The community and consequently every follower of the Lord Jesus is called to be salt of the earth and light of the world. Salt is meant to be pure. Salt is salt all the way through and does not change its nature. If it does it becomes useless and only good to be thrown away. Salt is a preservative, to keep things in good order and give it constancy. Salt is also to bring out the flavour of the life that is being lived so that it makes the life of the kingdom attractive to those who do not yet belong.

The Church is also meant to be a city on a hill – or in this case, a church on a hill in the city. Light is meant to be seen. It is used to guide people’s way in the darkness. Light is also meant to be a warning for those who can see it. People should be able to compare their life with the life they are seeing in those who are living into the kingdom and see that there is more and that this more is available to them if they would only take it on.

We need to remember why Jesus came: he came for us. He came to deliver God’s people. He did not come to make people nice but to sacrifice to make them holy. Jesus came not to teach us to be tolerant but to train us in how to genuinely love one another through giving and self-sacrifice. He preached a message of repentance and the recognition that God has come to his creation and desires to have a relationship with each and with all of us. He does not come to include us in God’s plan but to deliver us from sin, evil and death.

Jesus came that we would have more than knowledge and enlightenment. He came that we might be illumined by God the Holy Spirit that we would know and love God deeply and learn to seek him in others that we would serve him in them.
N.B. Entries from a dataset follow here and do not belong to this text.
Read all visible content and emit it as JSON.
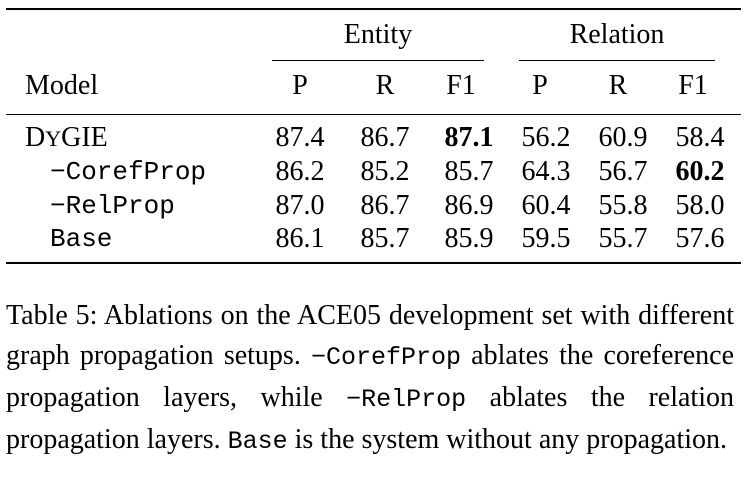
{
  "table": {
    "group_headers": {
      "entity": "Entity",
      "relation": "Relation"
    },
    "column_headers": {
      "model": "Model",
      "ent_p": "P",
      "ent_r": "R",
      "ent_f1": "F1",
      "rel_p": "P",
      "rel_r": "R",
      "rel_f1": "F1"
    },
    "rows": [
      {
        "model_first": "D",
        "model_rest": "Y",
        "model_tail": "GIE",
        "model_full": "DyGIE",
        "ent_p": "87.4",
        "ent_r": "86.7",
        "ent_f1": "87.1",
        "rel_p": "56.2",
        "rel_r": "60.9",
        "rel_f1": "58.4"
      },
      {
        "model": "−CorefProp",
        "ent_p": "86.2",
        "ent_r": "85.2",
        "ent_f1": "85.7",
        "rel_p": "64.3",
        "rel_r": "56.7",
        "rel_f1": "60.2"
      },
      {
        "model": "−RelProp",
        "ent_p": "87.0",
        "ent_r": "86.7",
        "ent_f1": "86.9",
        "rel_p": "60.4",
        "rel_r": "55.8",
        "rel_f1": "58.0"
      },
      {
        "model": "Base",
        "ent_p": "86.1",
        "ent_r": "85.7",
        "ent_f1": "85.9",
        "rel_p": "59.5",
        "rel_r": "55.7",
        "rel_f1": "57.6"
      }
    ],
    "bold_cells": [
      "rows.0.ent_f1",
      "rows.1.rel_f1"
    ]
  },
  "caption": {
    "part1": "Table 5: Ablations on the ACE05 development set with different graph propagation setups. ",
    "code1": "−CorefProp",
    "part2": " ablates the coreference propagation layers, while ",
    "code2": "−RelProp",
    "part3": " ablates the relation propagation layers. ",
    "code3": "Base",
    "part4": " is the system without any propagation."
  }
}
There are many in the Church who want others to be “included” and to be so on their terms. There is a difficulty in this: to be included means that you are made less and need an upgrade. Inclusion does not make for equality. Only repentance and illumination can do that for those who are called to be within the Church. All of us were called to the community of the Church and some of us were chosen by God and the Church to lead with the community. But it all starts in the same place, the same way and grows from there. We start at the foot of the cross and walk on with Christ, following where he might lead.

Christ calls us to reflect the kingdom and its values of salt and light. We are expected draw the kingdom into this city and our society, not the other way around. The longer the Church waits to begin to live the life it is called to, the more the local Church drifts away from God to accommodate the culture in which it finds itself trying to exist. Drawing in the kingdom means that we live out the life that God calls us to, know that we cannot do it alone – that we are going to need the aid of the Spirit to make this happen. We are not called to build the old Christendom but rather to see the lives of the people in our community transformed and allow the structures to be reshaped and reformed by transformed people.

We are a church on a hill for the whole city to see and yet they do not know our name or what kind of church we are. What can people see in us that would attract people to us? What of the kingdom life do people see and want for themselves? Keep this in mind: I would rather be known for what I am and be alone, then be known for what I am not and be lonely. Follow where Christ may lead for he is calling you.